Muitas pessoas criticam que o visual adotado por Sena é muito próximo ao estilo dos épicos produzidos nos anos 1980, em outras palavras, muito pobre e sem brilho, mas ele é bem mais realista que muitas superproduções que usam e abusam de efeitos 3D e outras firulas. O estilo retrô até dá um charme a mais ao filme e não deve ser encarado como um problema, mas sim como uma opção estética válida. O problema mais visível neste quesito é que o clima sombrio por algumas vezes é quebrado por relances de luz aparentemente não intencionais, o que configura um erro do diretor e que poderia ter sido corrigido na fase de edição através da computação gráfica. Aliás, falando em direção, vale ressaltar que tal crédito deve ser dividido com Brett Ratner, embora essa informação não conste na própria ficha técnica do longa. Ele foi chamado de última hora para refazer algumas cenas após uma mal sucedida exibição teste da versão original. Se após os reparos de urgência a produção já foi surrada pelas críticas especializada e popular imagine como seria se chegasse ao público da maneira como foi concebida. Quanto ao enredo, outro ponto de discórdia, o roteirista Bragi Schut não merece totalmente as duras críticas. Aparentemente, nunca foi seu objetivo se aprofundar no caráter histórico da trama, deixando ele em segundo ou talvez até em terceiro plano. A intenção seria dar uma nova roupagem ao estilo épico, geralmente calcado em dramas e aventuras.
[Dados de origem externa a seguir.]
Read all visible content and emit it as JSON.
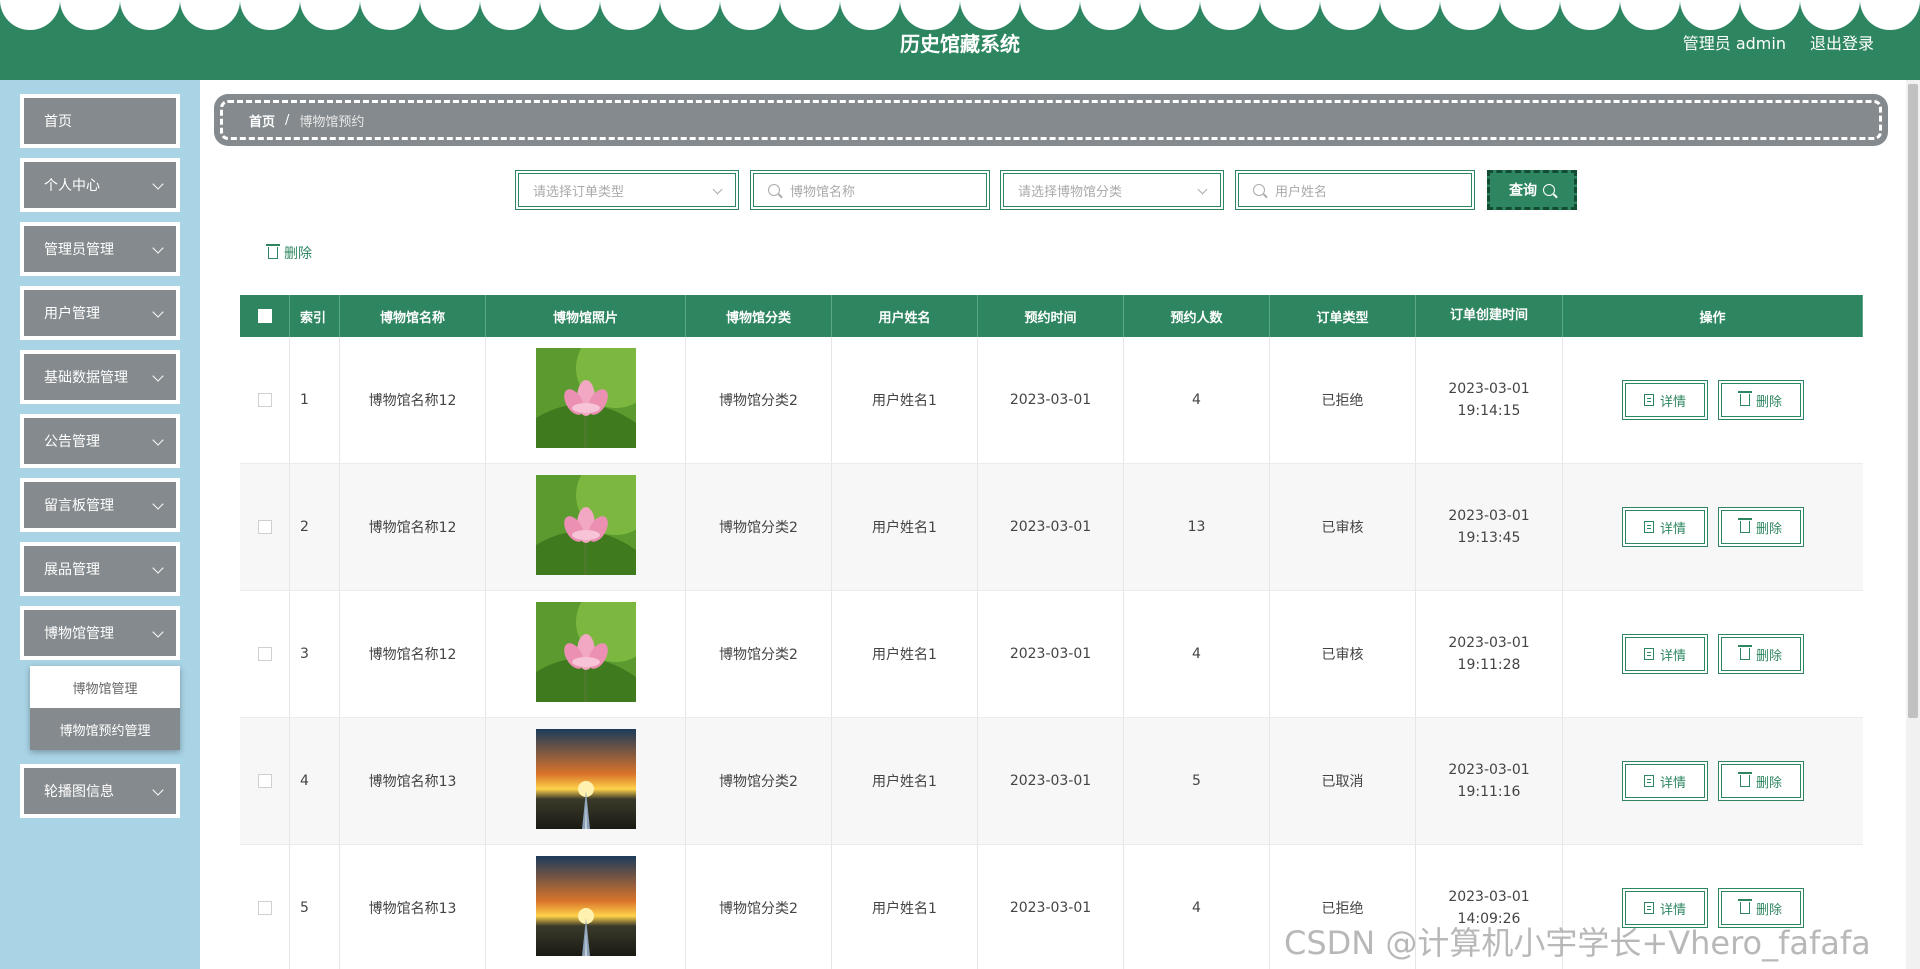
{
  "header": {
    "title": "历史馆藏系统",
    "admin_label": "管理员 admin",
    "logout_label": "退出登录"
  },
  "sidebar": {
    "items": [
      {
        "label": "首页"
      },
      {
        "label": "个人中心"
      },
      {
        "label": "管理员管理"
      },
      {
        "label": "用户管理"
      },
      {
        "label": "基础数据管理"
      },
      {
        "label": "公告管理"
      },
      {
        "label": "留言板管理"
      },
      {
        "label": "展品管理"
      },
      {
        "label": "博物馆管理"
      },
      {
        "label": "轮播图信息"
      }
    ],
    "submenu": [
      {
        "label": "博物馆管理"
      },
      {
        "label": "博物馆预约管理"
      }
    ]
  },
  "breadcrumb": {
    "home": "首页",
    "separator": "/",
    "current": "博物馆预约"
  },
  "filters": {
    "order_type_placeholder": "请选择订单类型",
    "museum_name_placeholder": "博物馆名称",
    "museum_category_placeholder": "请选择博物馆分类",
    "user_name_placeholder": "用户姓名",
    "query_label": "查询"
  },
  "actions": {
    "delete_label": "删除"
  },
  "table": {
    "columns": [
      "索引",
      "博物馆名称",
      "博物馆照片",
      "博物馆分类",
      "用户姓名",
      "预约时间",
      "预约人数",
      "订单类型",
      "订单创建时间",
      "操作"
    ],
    "detail_label": "详情",
    "delete_label": "删除",
    "rows": [
      {
        "index": "1",
        "name": "博物馆名称12",
        "image": "lotus",
        "category": "博物馆分类2",
        "user": "用户姓名1",
        "date": "2023-03-01",
        "count": "4",
        "type": "已拒绝",
        "created": "2023-03-01 19:14:15"
      },
      {
        "index": "2",
        "name": "博物馆名称12",
        "image": "lotus",
        "category": "博物馆分类2",
        "user": "用户姓名1",
        "date": "2023-03-01",
        "count": "13",
        "type": "已审核",
        "created": "2023-03-01 19:13:45"
      },
      {
        "index": "3",
        "name": "博物馆名称12",
        "image": "lotus",
        "category": "博物馆分类2",
        "user": "用户姓名1",
        "date": "2023-03-01",
        "count": "4",
        "type": "已审核",
        "created": "2023-03-01 19:11:28"
      },
      {
        "index": "4",
        "name": "博物馆名称13",
        "image": "sunset",
        "category": "博物馆分类2",
        "user": "用户姓名1",
        "date": "2023-03-01",
        "count": "5",
        "type": "已取消",
        "created": "2023-03-01 19:11:16"
      },
      {
        "index": "5",
        "name": "博物馆名称13",
        "image": "sunset",
        "category": "博物馆分类2",
        "user": "用户姓名1",
        "date": "2023-03-01",
        "count": "4",
        "type": "已拒绝",
        "created": "2023-03-01 14:09:26"
      }
    ]
  },
  "watermark": "CSDN @计算机小宇学长+Vhero_fafafa",
  "colors": {
    "primary": "#2e8660",
    "sidebar_bg": "#a9d4e6",
    "menu_bg": "#848a8d"
  }
}
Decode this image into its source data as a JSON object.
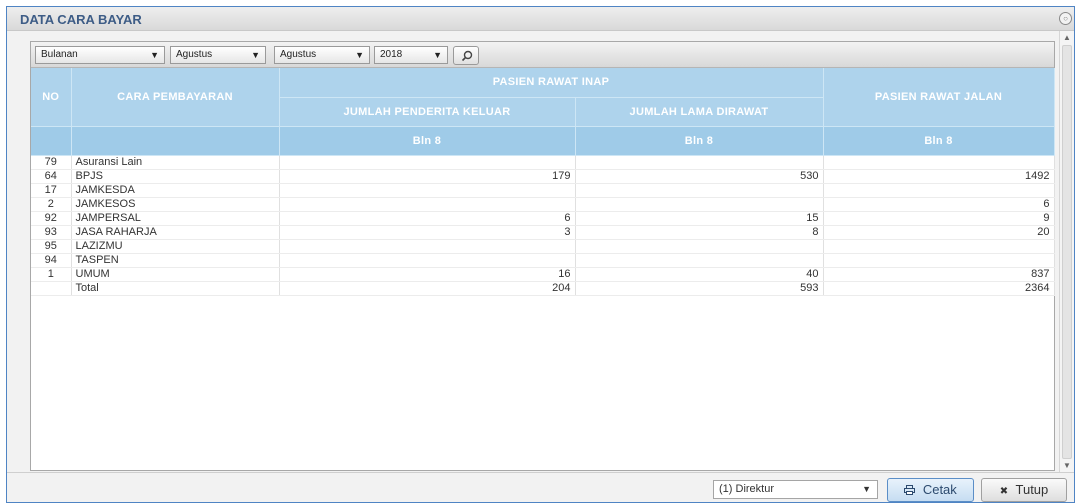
{
  "window": {
    "title": "DATA CARA BAYAR",
    "close_icon": "circle-close-icon"
  },
  "filters": {
    "period_type": "Bulanan",
    "month_from": "Agustus",
    "month_to": "Agustus",
    "year": "2018",
    "dropdown_glyph": "▼",
    "search_icon": "search-icon"
  },
  "table": {
    "headers": {
      "no": "NO",
      "cara": "CARA PEMBAYARAN",
      "rawat_inap": "PASIEN RAWAT INAP",
      "keluar": "JUMLAH PENDERITA KELUAR",
      "lama": "JUMLAH LAMA DIRAWAT",
      "rawat_jalan": "PASIEN RAWAT JALAN",
      "bln1": "Bln 8",
      "bln2": "Bln 8",
      "bln3": "Bln 8"
    },
    "rows": [
      {
        "no": "79",
        "cara": "Asuransi Lain",
        "keluar": "",
        "lama": "",
        "jalan": ""
      },
      {
        "no": "64",
        "cara": "BPJS",
        "keluar": "179",
        "lama": "530",
        "jalan": "1492"
      },
      {
        "no": "17",
        "cara": "JAMKESDA",
        "keluar": "",
        "lama": "",
        "jalan": ""
      },
      {
        "no": "2",
        "cara": "JAMKESOS",
        "keluar": "",
        "lama": "",
        "jalan": "6"
      },
      {
        "no": "92",
        "cara": "JAMPERSAL",
        "keluar": "6",
        "lama": "15",
        "jalan": "9"
      },
      {
        "no": "93",
        "cara": "JASA RAHARJA",
        "keluar": "3",
        "lama": "8",
        "jalan": "20"
      },
      {
        "no": "95",
        "cara": "LAZIZMU",
        "keluar": "",
        "lama": "",
        "jalan": ""
      },
      {
        "no": "94",
        "cara": "TASPEN",
        "keluar": "",
        "lama": "",
        "jalan": ""
      },
      {
        "no": "1",
        "cara": "UMUM",
        "keluar": "16",
        "lama": "40",
        "jalan": "837"
      }
    ],
    "total": {
      "label": "Total",
      "keluar": "204",
      "lama": "593",
      "jalan": "2364"
    }
  },
  "footer": {
    "signer": "(1) Direktur",
    "cetak_label": "Cetak",
    "cetak_icon": "printer-icon",
    "tutup_label": "Tutup",
    "tutup_icon": "close-x-icon"
  },
  "colors": {
    "header_bg": "#aed3ec",
    "title_text": "#3d5c86",
    "window_border": "#4f84c4"
  }
}
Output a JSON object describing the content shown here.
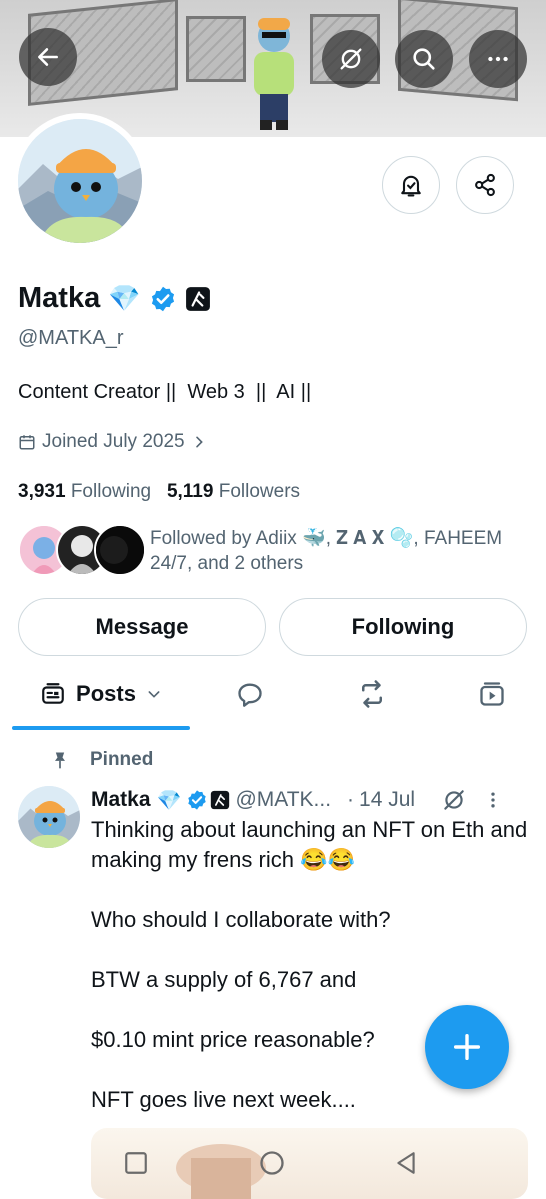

A adoção do suspense combina com o período retratado e a trama procura reunir os principais elementos que compõem um bom filme do gênero, todavia, Schut perdeu o fio da meada e a edição e a direção acabaram comprometendo ainda mais a narrativa. É um pouco difícil se envolver com esta obra que por vezes é arrastada e quando deveríamos roer as unhas de tensão não sentimos absolutamente nada, a não ser tédio. O grande equívoco do roteiro na verdade é não explorar o tema das bruxas satisfatoriamente. A garota que desencadeia a última tarefa de Behmen para a Igreja é apenas uma desculpa para o filme existir. Ela é representada como um personagem vazio e não temos informações suficientes sobre a jovem para participarmos de seu drama, para julgarmos se ela é ou não uma bruxa. O que resta, portanto, é esperar pelas cenas de batalhas que, diga-se de passagem, não são muitas, sendo que o ápice do longa poderia ser bem melhor e dispensar as malditas trucagens de computação. Tentando se equilibrar entre cenas de ação pouco inspiradas e outras recheadas com diálogos que deveriam ser sérios, o fato é que Caça às Bruxas cumpre o que promete resultando em um passatempo sem compromisso com a seriedade. A culpa do resultado desastroso não deve ser depositada totalmente em Cage, mas sim divida com toda a equipe. Todos tiveram alguma parcela de culpa, seja por falta de perspectiva, escolhas erradas ou pura preguiça, mas é errando que se aprende.